掲載日 : [2007-04-04] 照会数 : 6939
国際理解教育推進へ民族講師を直接雇用 大阪市教委
在日外国人教育底上げめざす
【大阪】大阪市教育委員会(永田子教育長)は3月24日、大阪市内の小中学校で民族学級の指導にあたっている17人の民族講師を直接雇用すると民団大阪府本部(金漢翊団長)に回答した。
17人の民族講師はこれまで、市内の校長らで構成する「民族クラブ技術指導者招聘事業実行委員会」から業務委託を受けるという形で民族学級の指導にあたってきた。しかし、正式採用された結果、身分がこれまでより安定し、市教委から「国際理解教育推進非常勤嘱託職員」としての取り扱いを受ける。

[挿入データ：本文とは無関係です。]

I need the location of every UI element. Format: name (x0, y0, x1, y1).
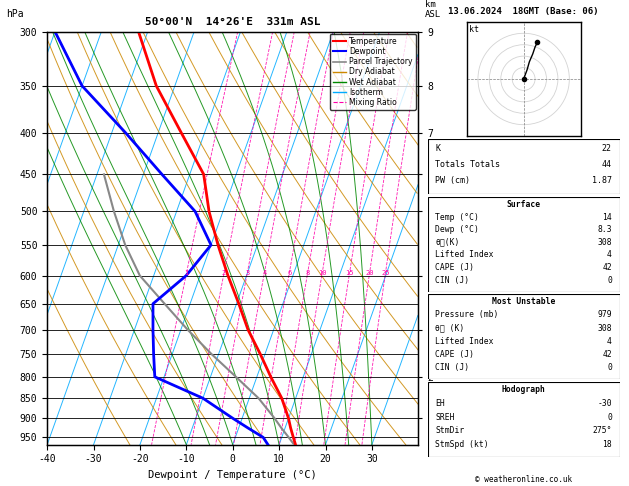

これにともない、市教委では「民族クラブ技術者招聘事業」を発展的に解消し、新渡日も含めた在日同胞教育の全体的な底上げを図っていく。具体的には在日と新渡日の子どもたちの教育とを縦割りで分けていたものを、新たに発足させた「国際理解教育推進事業」に一括した。
民団大阪本部では「正式雇用はよかったと言いたいが、常勤講師の報酬に近づけるよう今後さらに努力をしてもらいたい」(金秀事務局長)と市教委に釘を刺した。 一方、市に民族学級の制度保障を求めてきた大阪市民族講師会は一定の評価を与えている。
まず、新規事業であることから今後、民族講師拡充の可能性が生まれたこと、また、教育課程内の業務を民族講師の役割に位置づけたことで、専門化と事業充実化への端緒になるのではと話している。
大阪市内の小中学校で実施されている民族学級は全部で103校。このうち、大阪府による常勤民族講師措置校を「民族学級」と呼び、大阪市の制度に基づくものを「民族クラブ」と区分しているが、一括して「民族学級」として総称することも多い。